Но Олив спала в тот день так долго, что проснулась ближе к обеду, чем к завтраку. Родители давно уехали на работу. На столе ее ждала тарелка с очень засохшим тостом и очень холодной яичницей. Она взяла ее с собой и снова убежала наверх – читать книгу заклинаний.

Пока солнце плыло с одной стороны неба на другую, Олив лежала на кровати, листая страницы, и размышляла о том, чтобы попробовать другое заклинание. Там было несколько интересных и на первый взгляд не слишком сложных. Некоторые казались безобидными – например, как поменять цвет лепестков цветка с розового на синий, а вот некоторые другие кончились бы тем, что Резерфорд побежал бы в туалет, издавая неприличные звуки. Но каждый раз, когда она уже готова была попробовать, в голове эхом отзывались слова Горацио: «Разве ты не видишь, что происходит? Ты становишься одной из них».

И Олив медленно закрывала гримуар.

Но никогда не выпускала его из виду.

Он всегда лежал на столике в ванной, пока она мылась и чистила зубы, когда вообще об этом вспоминала (что случалось нечасто). Если родители звали ее к ужину и Олив не могла отказаться, не вызвав подозрений, она клала книгу в рюкзак, который ставила на пустой стул рядом со своим, чтобы гримуар всегда был в пределах досягаемости. Когда родители заметили эту новую привычку и задали вопрос – причем заметили только с третьего раза, – девочка объяснила, что тренируется следить за своим рюкзаком перед началом учебного семестра. Родители на это радостно закивали (с самого детского сада Олив неизменно теряла как минимум по одной сумке с книгами в год). Ее мысли были слишком заняты заклинаниями, и она даже не заметила, что родители уже давно не кивали так радостно. Вот и сегодня они задумчиво и слегка тревожно переглянулись, когда дочь вскочила из-за стола, схватила рюкзак и опять бросилась вверх по лестнице в свою комнату.

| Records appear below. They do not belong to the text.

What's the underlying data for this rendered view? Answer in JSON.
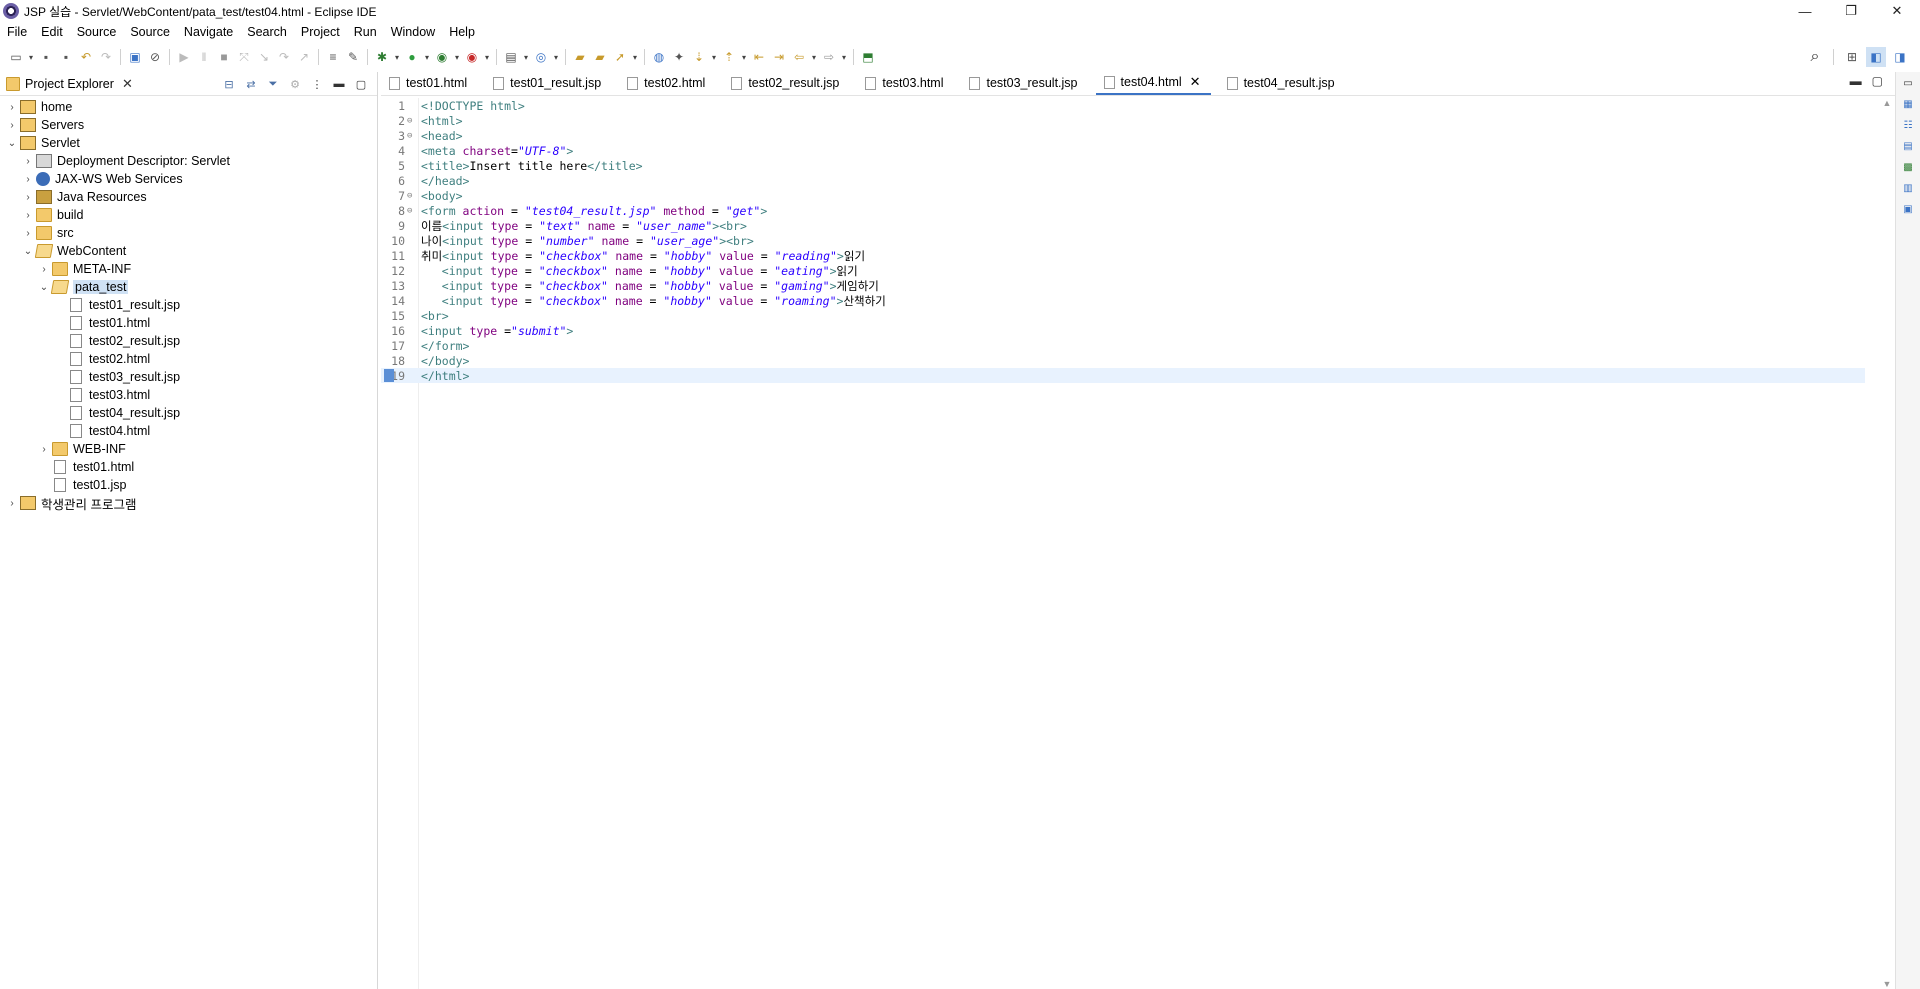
{
  "window": {
    "title": "JSP 실습 - Servlet/WebContent/pata_test/test04.html - Eclipse IDE",
    "minimize": "—",
    "restore": "❐",
    "close": "✕"
  },
  "menu": [
    "File",
    "Edit",
    "Source",
    "Source",
    "Navigate",
    "Search",
    "Project",
    "Run",
    "Window",
    "Help"
  ],
  "explorer": {
    "tab_label": "Project Explorer",
    "tree": [
      {
        "label": "home",
        "depth": 0,
        "twisty": "›",
        "icon": "project"
      },
      {
        "label": "Servers",
        "depth": 0,
        "twisty": "›",
        "icon": "project"
      },
      {
        "label": "Servlet",
        "depth": 0,
        "twisty": "⌄",
        "icon": "project"
      },
      {
        "label": "Deployment Descriptor: Servlet",
        "depth": 1,
        "twisty": "›",
        "icon": "descriptor"
      },
      {
        "label": "JAX-WS Web Services",
        "depth": 1,
        "twisty": "›",
        "icon": "webservice"
      },
      {
        "label": "Java Resources",
        "depth": 1,
        "twisty": "›",
        "icon": "java-resources"
      },
      {
        "label": "build",
        "depth": 1,
        "twisty": "›",
        "icon": "folder"
      },
      {
        "label": "src",
        "depth": 1,
        "twisty": "›",
        "icon": "folder"
      },
      {
        "label": "WebContent",
        "depth": 1,
        "twisty": "⌄",
        "icon": "folder-open"
      },
      {
        "label": "META-INF",
        "depth": 2,
        "twisty": "›",
        "icon": "folder"
      },
      {
        "label": "pata_test",
        "depth": 2,
        "twisty": "⌄",
        "icon": "folder-open",
        "selected": true
      },
      {
        "label": "test01_result.jsp",
        "depth": 3,
        "twisty": "",
        "icon": "file"
      },
      {
        "label": "test01.html",
        "depth": 3,
        "twisty": "",
        "icon": "file"
      },
      {
        "label": "test02_result.jsp",
        "depth": 3,
        "twisty": "",
        "icon": "file"
      },
      {
        "label": "test02.html",
        "depth": 3,
        "twisty": "",
        "icon": "file"
      },
      {
        "label": "test03_result.jsp",
        "depth": 3,
        "twisty": "",
        "icon": "file"
      },
      {
        "label": "test03.html",
        "depth": 3,
        "twisty": "",
        "icon": "file"
      },
      {
        "label": "test04_result.jsp",
        "depth": 3,
        "twisty": "",
        "icon": "file"
      },
      {
        "label": "test04.html",
        "depth": 3,
        "twisty": "",
        "icon": "file"
      },
      {
        "label": "WEB-INF",
        "depth": 2,
        "twisty": "›",
        "icon": "folder"
      },
      {
        "label": "test01.html",
        "depth": 2,
        "twisty": "",
        "icon": "file"
      },
      {
        "label": "test01.jsp",
        "depth": 2,
        "twisty": "",
        "icon": "file"
      },
      {
        "label": "학생관리 프로그램",
        "depth": 0,
        "twisty": "›",
        "icon": "project"
      }
    ]
  },
  "editor": {
    "tabs": [
      {
        "label": "test01.html",
        "active": false
      },
      {
        "label": "test01_result.jsp",
        "active": false
      },
      {
        "label": "test02.html",
        "active": false
      },
      {
        "label": "test02_result.jsp",
        "active": false
      },
      {
        "label": "test03.html",
        "active": false
      },
      {
        "label": "test03_result.jsp",
        "active": false
      },
      {
        "label": "test04.html",
        "active": true
      },
      {
        "label": "test04_result.jsp",
        "active": false
      }
    ],
    "current_line": 19,
    "lines": [
      {
        "n": "1",
        "fold": "",
        "parts": [
          [
            "tag",
            "<!DOCTYPE html>"
          ]
        ]
      },
      {
        "n": "2",
        "fold": "⊖",
        "parts": [
          [
            "tag",
            "<html>"
          ]
        ]
      },
      {
        "n": "3",
        "fold": "⊖",
        "parts": [
          [
            "tag",
            "<head>"
          ]
        ]
      },
      {
        "n": "4",
        "fold": "",
        "parts": [
          [
            "tag",
            "<meta "
          ],
          [
            "attr",
            "charset"
          ],
          [
            "txt",
            "="
          ],
          [
            "str",
            "\"UTF-8\""
          ],
          [
            "tag",
            ">"
          ]
        ]
      },
      {
        "n": "5",
        "fold": "",
        "parts": [
          [
            "tag",
            "<title>"
          ],
          [
            "txt",
            "Insert title here"
          ],
          [
            "tag",
            "</title>"
          ]
        ]
      },
      {
        "n": "6",
        "fold": "",
        "parts": [
          [
            "tag",
            "</head>"
          ]
        ]
      },
      {
        "n": "7",
        "fold": "⊖",
        "parts": [
          [
            "tag",
            "<body>"
          ]
        ]
      },
      {
        "n": "8",
        "fold": "⊖",
        "parts": [
          [
            "tag",
            "<form "
          ],
          [
            "attr",
            "action"
          ],
          [
            "txt",
            " = "
          ],
          [
            "str",
            "\"test04_result.jsp\""
          ],
          [
            "txt",
            " "
          ],
          [
            "attr",
            "method"
          ],
          [
            "txt",
            " = "
          ],
          [
            "str",
            "\"get\""
          ],
          [
            "tag",
            ">"
          ]
        ]
      },
      {
        "n": "9",
        "fold": "",
        "parts": [
          [
            "txt",
            "이름"
          ],
          [
            "tag",
            "<input "
          ],
          [
            "attr",
            "type"
          ],
          [
            "txt",
            " = "
          ],
          [
            "str",
            "\"text\""
          ],
          [
            "txt",
            " "
          ],
          [
            "attr",
            "name"
          ],
          [
            "txt",
            " = "
          ],
          [
            "str",
            "\"user_name\""
          ],
          [
            "tag",
            "><br>"
          ]
        ]
      },
      {
        "n": "10",
        "fold": "",
        "parts": [
          [
            "txt",
            "나이"
          ],
          [
            "tag",
            "<input "
          ],
          [
            "attr",
            "type"
          ],
          [
            "txt",
            " = "
          ],
          [
            "str",
            "\"number\""
          ],
          [
            "txt",
            " "
          ],
          [
            "attr",
            "name"
          ],
          [
            "txt",
            " = "
          ],
          [
            "str",
            "\"user_age\""
          ],
          [
            "tag",
            "><br>"
          ]
        ]
      },
      {
        "n": "11",
        "fold": "",
        "parts": [
          [
            "txt",
            "취미"
          ],
          [
            "tag",
            "<input "
          ],
          [
            "attr",
            "type"
          ],
          [
            "txt",
            " = "
          ],
          [
            "str",
            "\"checkbox\""
          ],
          [
            "txt",
            " "
          ],
          [
            "attr",
            "name"
          ],
          [
            "txt",
            " = "
          ],
          [
            "str",
            "\"hobby\""
          ],
          [
            "txt",
            " "
          ],
          [
            "attr",
            "value"
          ],
          [
            "txt",
            " = "
          ],
          [
            "str",
            "\"reading\""
          ],
          [
            "tag",
            ">"
          ],
          [
            "txt",
            "읽기"
          ]
        ]
      },
      {
        "n": "12",
        "fold": "",
        "parts": [
          [
            "txt",
            "   "
          ],
          [
            "tag",
            "<input "
          ],
          [
            "attr",
            "type"
          ],
          [
            "txt",
            " = "
          ],
          [
            "str",
            "\"checkbox\""
          ],
          [
            "txt",
            " "
          ],
          [
            "attr",
            "name"
          ],
          [
            "txt",
            " = "
          ],
          [
            "str",
            "\"hobby\""
          ],
          [
            "txt",
            " "
          ],
          [
            "attr",
            "value"
          ],
          [
            "txt",
            " = "
          ],
          [
            "str",
            "\"eating\""
          ],
          [
            "tag",
            ">"
          ],
          [
            "txt",
            "읽기"
          ]
        ]
      },
      {
        "n": "13",
        "fold": "",
        "parts": [
          [
            "txt",
            "   "
          ],
          [
            "tag",
            "<input "
          ],
          [
            "attr",
            "type"
          ],
          [
            "txt",
            " = "
          ],
          [
            "str",
            "\"checkbox\""
          ],
          [
            "txt",
            " "
          ],
          [
            "attr",
            "name"
          ],
          [
            "txt",
            " = "
          ],
          [
            "str",
            "\"hobby\""
          ],
          [
            "txt",
            " "
          ],
          [
            "attr",
            "value"
          ],
          [
            "txt",
            " = "
          ],
          [
            "str",
            "\"gaming\""
          ],
          [
            "tag",
            ">"
          ],
          [
            "txt",
            "게임하기"
          ]
        ]
      },
      {
        "n": "14",
        "fold": "",
        "parts": [
          [
            "txt",
            "   "
          ],
          [
            "tag",
            "<input "
          ],
          [
            "attr",
            "type"
          ],
          [
            "txt",
            " = "
          ],
          [
            "str",
            "\"checkbox\""
          ],
          [
            "txt",
            " "
          ],
          [
            "attr",
            "name"
          ],
          [
            "txt",
            " = "
          ],
          [
            "str",
            "\"hobby\""
          ],
          [
            "txt",
            " "
          ],
          [
            "attr",
            "value"
          ],
          [
            "txt",
            " = "
          ],
          [
            "str",
            "\"roaming\""
          ],
          [
            "tag",
            ">"
          ],
          [
            "txt",
            "산책하기"
          ]
        ]
      },
      {
        "n": "15",
        "fold": "",
        "parts": [
          [
            "tag",
            "<br>"
          ]
        ]
      },
      {
        "n": "16",
        "fold": "",
        "parts": [
          [
            "tag",
            "<input "
          ],
          [
            "attr",
            "type"
          ],
          [
            "txt",
            " ="
          ],
          [
            "str",
            "\"submit\""
          ],
          [
            "tag",
            ">"
          ]
        ]
      },
      {
        "n": "17",
        "fold": "",
        "parts": [
          [
            "tag",
            "</form>"
          ]
        ]
      },
      {
        "n": "18",
        "fold": "",
        "parts": [
          [
            "tag",
            "</body>"
          ]
        ]
      },
      {
        "n": "19",
        "fold": "",
        "parts": [
          [
            "tag",
            "</html>"
          ]
        ]
      }
    ]
  },
  "icons": {
    "search": "⌕",
    "up_arrow": "▲",
    "down_arrow": "▼"
  }
}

– Наверное, это естественно, что она хочет больше личного пространства, – сказала миссис Данвуди. – Она ведь почти подросток…

– Да, – вздохнул мистер Данвуди. – Осталось всего четыреста тридцать восемь дней.

Мистер и миссис Данвуди крепко взялись за руки и молча предались воспоминаниям о четырех тысячах двухстах тридцати четырех днях, которые почти подросток Олив уже была частью их жизни.

А между тем сама она за закрытой дверью спальни крепко прижимала книгу заклинаний к груди, вдыхая ее кожистый, пыльный запах, и удивлялась, как же раньше жила без нее.

Перед сном девочка клала гримуар себе на грудь и привязывала шарфом, обмотав его вокруг себя. Потом засовывала очки, которые тоже привязала плотной лентой – за воротник пижамы или футболки, и закрывала глаза, одной рукой сжимая их, а другой придерживая обложку книги. Как Олив быстро обнаружила, это был не самый удобный способ спать. Каждое утро она просыпалась с таким чувством, будто не спала вообще – или будто ее пропустили через автомобильную мойку (только без автомобиля).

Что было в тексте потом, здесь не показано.